Leben und Morden in London
Dreh- und Angelpunkt von Sherlock Holmes: The Devil's Daughter ist auch diesmal wieder das viktorianisch angesiedelte London, genauer gesagt die Baker Street. Von hier aus unternimmt Sherlock Holmes seine Reisen an die verschiedenen Schauplätze der einzelnen Episoden. Dabei wird er oftmals von seinem Assistenten Watson begleitet, einmal ist sogar der aus anderen Teilen bereits bekannte Beagle Toby wieder mit dabei, den ihr kurzzeitig steuern müsst. Ebenso übernehmt ihr die Rolle des Straßenjungen Wiggins, um Hinweise zu sammeln.

Eure Ermittlungen führen euch dabei sowohl an bekannte Schauplätze wie etwa den Stadtteil Whitechapel als auch an unbekannte Orte, z.B. ein ausgedehntes Sumpfgebiet oder einen alten Friedhof. Sogar einen Maya-Tempel dürft bzw. müsst ihr in einer der Episoden erkunden und der hat es wirklich in sich, denn er strotzt nur so von Fallen und Rätseln, die ihr oft nur im Trial&Error-Prinzip meistern könnt. Hilfreich an allen Orten sind Holmes' detektivischer Spürsinn und sein Visualisierungstalent. Sobald ihr eines dieser Talente einsetzen könnt, werdet ihr extra darauf aufmerksam gemacht.

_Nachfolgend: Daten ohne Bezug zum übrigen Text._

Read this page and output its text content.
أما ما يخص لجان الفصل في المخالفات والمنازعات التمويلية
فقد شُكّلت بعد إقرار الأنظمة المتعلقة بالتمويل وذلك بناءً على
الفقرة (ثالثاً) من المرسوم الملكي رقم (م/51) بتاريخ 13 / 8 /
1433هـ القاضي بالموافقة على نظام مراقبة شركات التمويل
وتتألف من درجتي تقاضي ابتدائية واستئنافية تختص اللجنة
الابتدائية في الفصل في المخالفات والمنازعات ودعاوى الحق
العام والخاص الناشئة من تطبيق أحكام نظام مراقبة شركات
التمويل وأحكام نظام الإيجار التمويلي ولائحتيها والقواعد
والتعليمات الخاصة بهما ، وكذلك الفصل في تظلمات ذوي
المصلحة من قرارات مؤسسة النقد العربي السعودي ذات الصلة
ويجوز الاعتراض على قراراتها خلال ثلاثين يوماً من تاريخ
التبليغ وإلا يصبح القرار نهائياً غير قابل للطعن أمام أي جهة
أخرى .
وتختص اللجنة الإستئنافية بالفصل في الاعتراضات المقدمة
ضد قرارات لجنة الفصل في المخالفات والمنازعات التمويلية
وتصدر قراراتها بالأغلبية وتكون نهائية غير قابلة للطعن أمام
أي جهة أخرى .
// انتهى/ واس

Die einzelnen Fälle sind abwechslungsreich und auch spannend, sie hängen zwar thematisch nicht zusammen, werden aber durch die Rahmengeschichte rund um des Teufels Tochter zu einem Großen und Ganzen verbunden. Ihr kümmert euch beispielsweise um verschwundene Londoner Bürger, klärt einen Banküberfall auf oder versucht, einen Kutschenunfall zu rekonstruieren. Nebenbei müsst ihr euch um das Wohlbefinden von Katelyn kümmern, die nicht gerade in einem einfachen Alter ist und so manche Entscheidung trifft, die Holmes so gar nicht gefällt.

 

Gab es eine Verjüngungskur?

 

Ermitteln im frischen Look
An den einzelnen Schauplätzen von Sherlock Holmes: The Devil's Daughter geht es natürlich wieder darum, Beweise zu sammeln oder Verdächtige zu verhören. Dadurch stellt ihr verschiedene Thesen auf, die dann im Deduktionsmenü munter miteinander kombiniert werden können. Je nachdem, wie ihr die Thesen miteinander verbindet, erhaltet ihr einen anderen Verdächtigen und ihr sollt dann entscheiden, welcher dieser Verdächtigen letztendlich der Schuldige ist. Zudem werdet ihr noch vor die Entscheidung gestellt, welches Urteil vollstreckt werden soll.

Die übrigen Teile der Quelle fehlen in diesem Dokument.